I have no objection to the Lahey-Bittman method; if I had a pan to cook the bread in, I’d make it myself frequently. I love rustic breads, but at $3.50 a loaf, I never buy it. And traditional recipes are a lot of work, spread over two days (either way, traditional or nouveau, requires a lavain to ferment overnight). If I knew I was having guests over for dinner tomorrow, damn right I’d be making no-knead bread tonight.
But I will never stop making “real” bread. Cooking from scratch must take some amount of effort; there must be a cost in time and energy, however slight, for a cook, and those who eat the food, to appreciate what a gift the meal is. I may enjoy a loaf of no-knead bread, but will I appreciate it as much as the loaves I made today? No-knead is a great way to get excellent rustic bread, but kneading my own loaves gives me much more than a few slices of bread.
Brown sugar cookies
I really am trying to cut back on the sweets. Now that I’m in training for a marathon, running four times a week, stretching, cross-training on the bike, I need food that provides real energy, not useless calories that will turn into blobbiness. Learning to make my own snackage, baking bread and such will give me something other than sweets to turn to when my will grows weak. But one thing I know: trying to be tyrannical about such things only leads to failure.
Better to make some cookies and eat a few a day than to tell myself No! No! NO! for days and then… well, you know how that goes.
But last night, I had no ingredients (now that I think of it, I had everything I needed for oatmeal-raisin cookies, my favorite; weird I did not realize that at the time). I had butter and brown sugar (and oats, and raisins!) but nothing else. Turns out you can make a variant of sugar cookie with brown sugar. I found an interesting recipe that turned out pretty well, especially since I did not over-bake them. Softer cookies need to be under-baked; I got these just right.
A unique feature of the recipe I used was that it has you cook part of the butter until it browns slightly; that adds a slight nuttiness you normally do not get. The dough is a soft and, I guess because my egg was so dang big, a bit wet: I had to add some extra flour. The dough is scooped into balls, rolled into sugar and then baked. The cookies are chewy, with a slight stickiness, but the flavor is just a bit odd. As if they were missing something — but I have no idea what that might be. Ice cream? Coffee? (I gotta get some decaf for evenings.)
More than anything, I guess, these are like soft, chewie Blondies. I’m thinking that sticking a chocolate kiss in the middle of the cookie and letting it melt while baking could be a very groovy thing to try.
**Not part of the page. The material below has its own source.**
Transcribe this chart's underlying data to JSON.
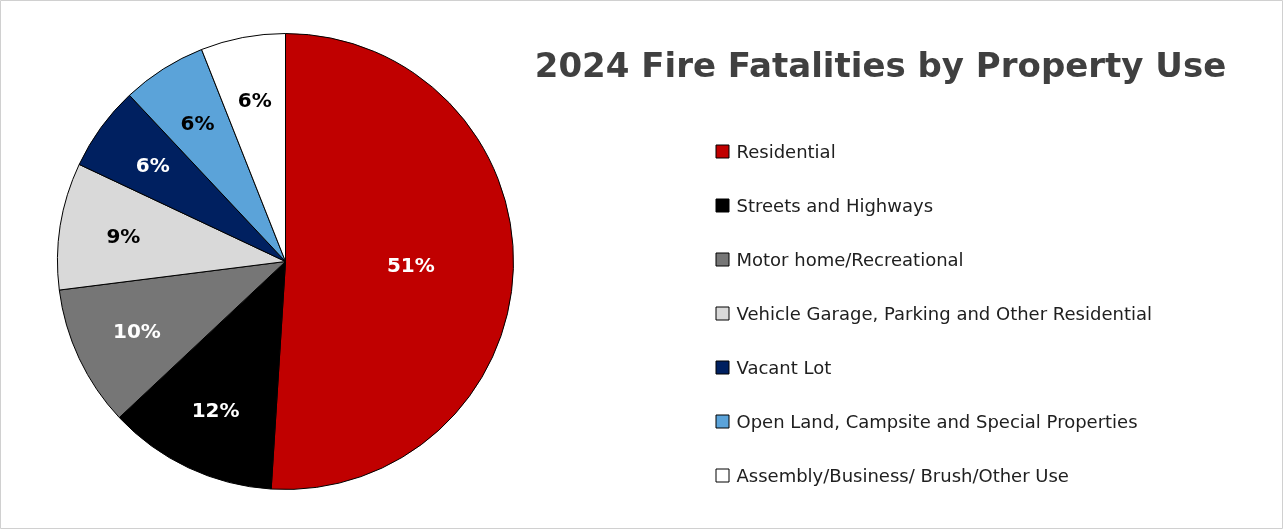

It was a quick recipe, fun to make, and, as it turns out, three cookies were more than enough. Oatmeal-raisin? I’m lucky if I don’t eat the whole batch from the bowl before baking.
Pancakes with a malicious will
Pancakes have a will of their own; that is, I think, the only way to explain their contrary nature. I know I made my pancakes perfectly this morning: fresh buttermilk, flour, baking powder & baking soda; I even got the griddle to the perfect heat. And yet the frickin’ things refused to puff, lay as flat as if I had made them with wallpaper paste. Why? Was it the rain? Did I get a bum carton of buttermilk? What the hell had gone wrong?
No, it was the pancakes themselves. The willfully and maliciously refused to obey the laws of physics, ignoring the chemical demand of the buttermilk and baking soda & powder; they pretended they were under no obligation to do what all properly made buttermilk pancakes do: cook into fat, thick, puffy pillows of pancakey goodness.
Bastards.
Anyway, I made a concoction of banana (sauteed briefly in butter and a bit of brown sugar), blueberries and (real) maple syrup to have on top. My older son, Alex, was never a maple syrup fan (huh?), so I used to make a fruit syrup of this sort for him, with a bit more brown sugar and no maple syrup, of course. One advantage of this method is that, for me, it uses less maple syrup, a good thing in several ways (more fruit, less sugar, save money on syrup). It’s very yummy.
Would have been even better if the fracking pancakes had done what they were supposed to. Bastards.